On the other hand if they deeds were void ab initio because they are without consideration, then the
transaction was inexistent and void from the beginning. The property would never leave the patrimony of the
transferor, and upon the death of the latter without a will the property would pass to the transferor's heirs
intestate.
It is apparent that there is a gross and enormous disproportion between the stipulated price of P1.00
plus unspecified services and the estimated value of P10,000.00. The assessment is in fact for tax purposes
which are well-known to be notoriously low indicators of actual value. This clearly demonstrates that they
state a false and fictitious consideration, and no lawful cause having been shown, both deeds are not merely
voidable, but void ab initio.
Respondents cannot rely on their contention that the true causa is the liberality of Mateum and that
they are actually donations.
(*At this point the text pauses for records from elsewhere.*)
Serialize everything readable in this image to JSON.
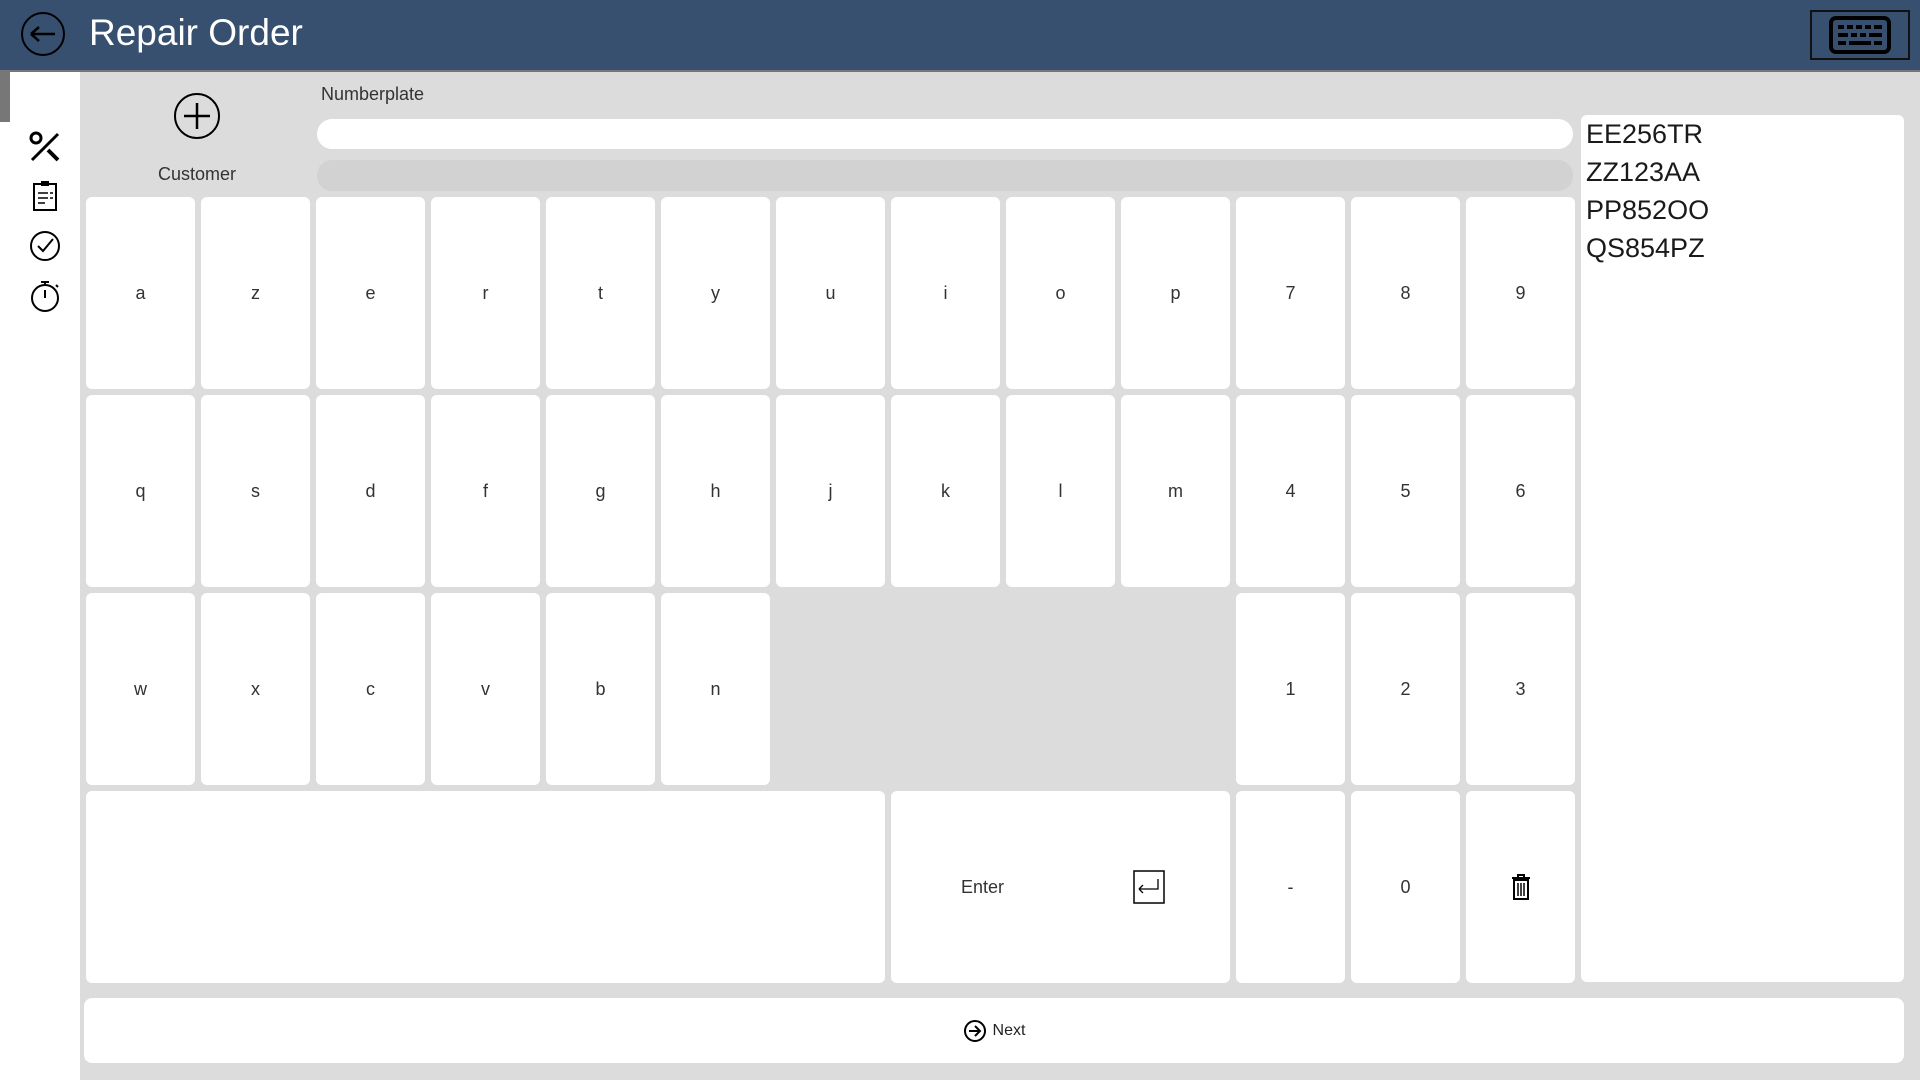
{
  "header": {
    "title": "Repair Order",
    "back_icon": "back-arrow-icon",
    "keyboard_icon": "keyboard-icon",
    "color": "#37506f"
  },
  "sidebar": {
    "items": [
      "tools-icon",
      "clipboard-icon",
      "check-circle-icon",
      "stopwatch-icon"
    ]
  },
  "customer": {
    "label": "Customer",
    "icon": "plus-circle-icon"
  },
  "numberplate": {
    "label": "Numberplate",
    "value": "",
    "placeholder": ""
  },
  "suggestions": [
    "EE256TR",
    "ZZ123AA",
    "PP852OO",
    "QS854PZ"
  ],
  "keyboard": {
    "rows": [
      [
        "a",
        "z",
        "e",
        "r",
        "t",
        "y",
        "u",
        "i",
        "o",
        "p",
        "7",
        "8",
        "9"
      ],
      [
        "q",
        "s",
        "d",
        "f",
        "g",
        "h",
        "j",
        "k",
        "l",
        "m",
        "4",
        "5",
        "6"
      ],
      [
        "w",
        "x",
        "c",
        "v",
        "b",
        "n",
        "",
        "",
        "",
        "",
        "1",
        "2",
        "3"
      ]
    ],
    "space_label": "",
    "enter_label": "Enter",
    "dash_label": "-",
    "zero_label": "0",
    "delete_icon": "trash-icon"
  },
  "footer": {
    "next_label": "Next"
  }
}
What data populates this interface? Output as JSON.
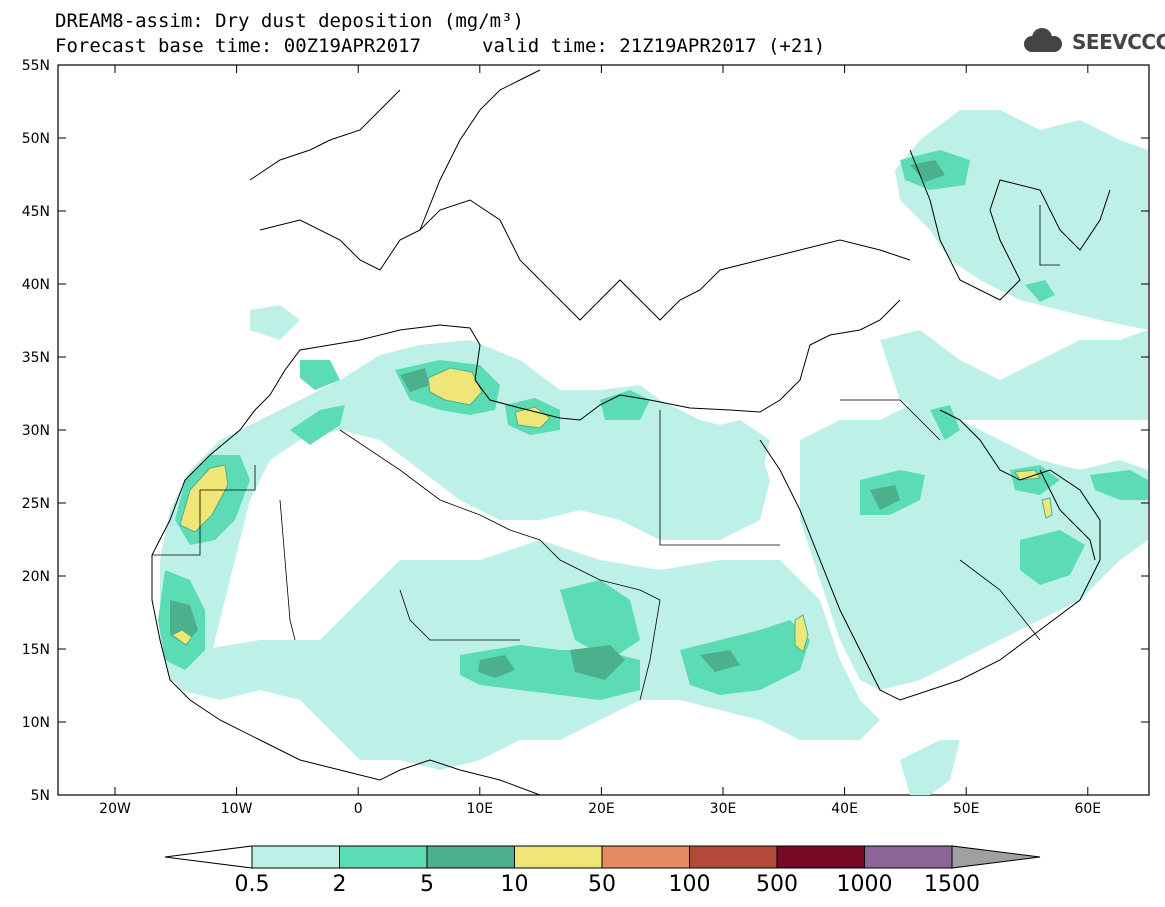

The law prescribes that donations of immovables must be made and accepted in
a public instrument, and there has been no such claim.
The transfers being void, it then follows that the properties remained part of Mateum's estate,
recoverable by his intestate heirs, the petitioners therein.
The respondents only have themselves to blame for lack of proof that might have said the transfers
from invalidity. They could have presented proof of the character and value of the services, past, present,
and future, as indicated in the very terms of the said transfers. The onus of showing the existence of a valid
and licit consideration for the conveyances rested on the respondents. The burden was shifted to the private
respondents when the petitioners presented the deeds which they claimed showed that defect on their face
and it became the duty of said respondents to offer evidence of existent lawful consideration.